The business enterprise presents taxpayers with numerous tax planning opportunities. Many of these tax planning opportunities include pulling money out of the entity in a way that benefits both the business and its owners and employees on an after-tax basis. As with employer-provided education benefits, employers may be able to minimize their tax obligations by reimbursing employees for employee medical costs.
What Is A Health Reimbursement Arrangement ?
A health reimbursement arrangement (HRA, or “health reimbursement account”) is simply a pool of money set aside by an employer to reimburse employee and retired employee medical costs or to pay employee insurance premium costs.
If the HRA is structured right, the funds paid to employees are not taxable to the employee (as confirmed in Private Letter Ruling 200708006) and the costs are deductible by the employer (as an ordinary and necessary business expense).

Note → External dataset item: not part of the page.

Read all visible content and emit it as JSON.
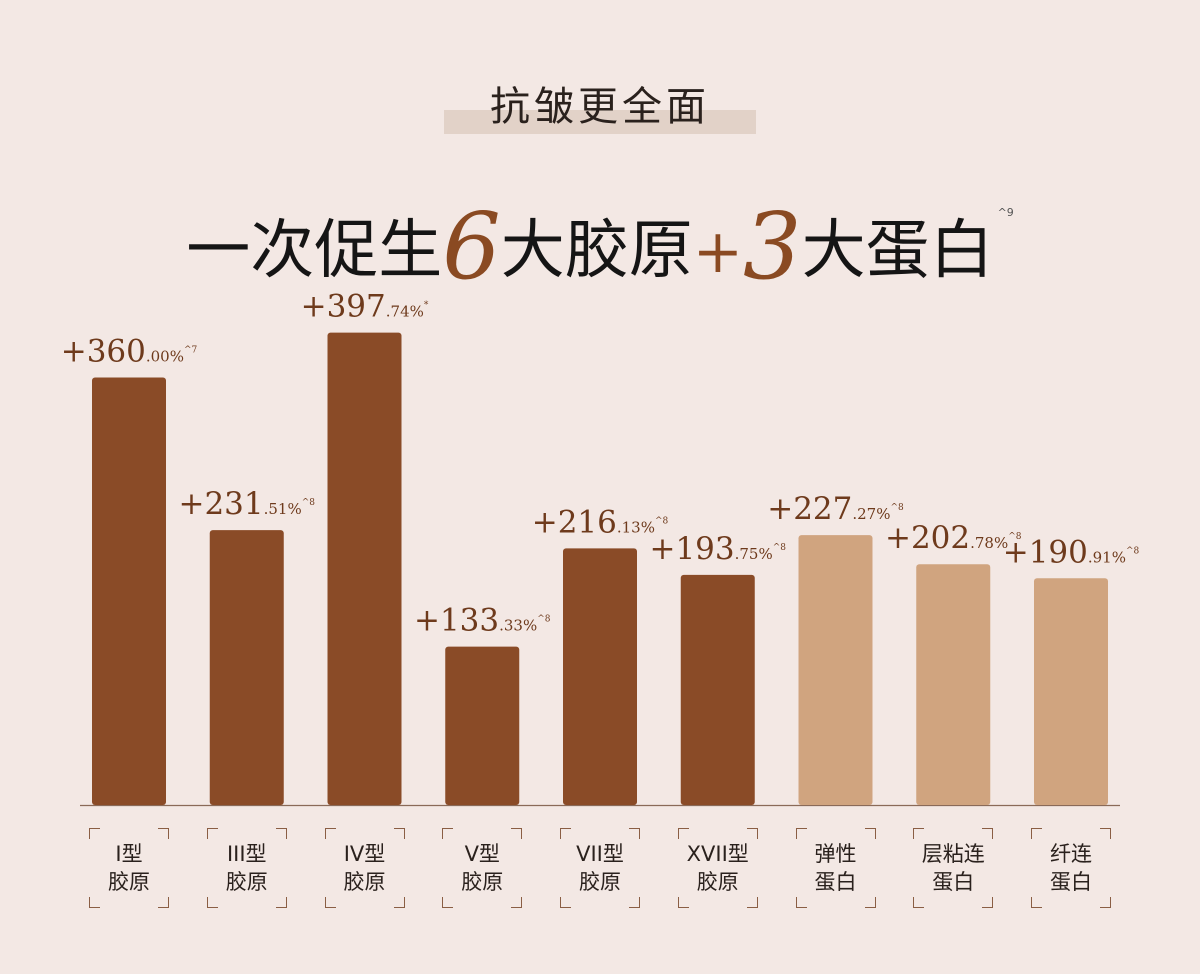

Unlike Heath Savings Accounts (HSAs), Employees Are Not Permitted to contribute to the HRA
The HRA remains with the employer after the employee leaves the company, employees are not required to be covered by (or pay for) an insurance plan, and HRAs are open to employers of all sizes (in contrast to the small business requirement for HSAs). Moreover, HRA employer contributions are not mandatory and HRAs are not necessarily subject to some of the self-dealing and discrimination rules imposed on other tax-favorable arrangements.
In addition to these benefits, HRAs, in theory, motivate employees to remain with the employer. HRAs may also motivate employees not to take excessive sick leave or vacation days, because employers can structure the HRA to contribute an additional amount to the HRA based on unused sick and vacation days. HRAs can also result in substantial savings to the employer and employee as direct payments are often less expensive than insurance premium payments.
HRAs are yet another option available to employers that may allow the employer to expand their business and realize tax savings in the process. Employers should consult with their tax attorney to determine whether a HRA is right for their business.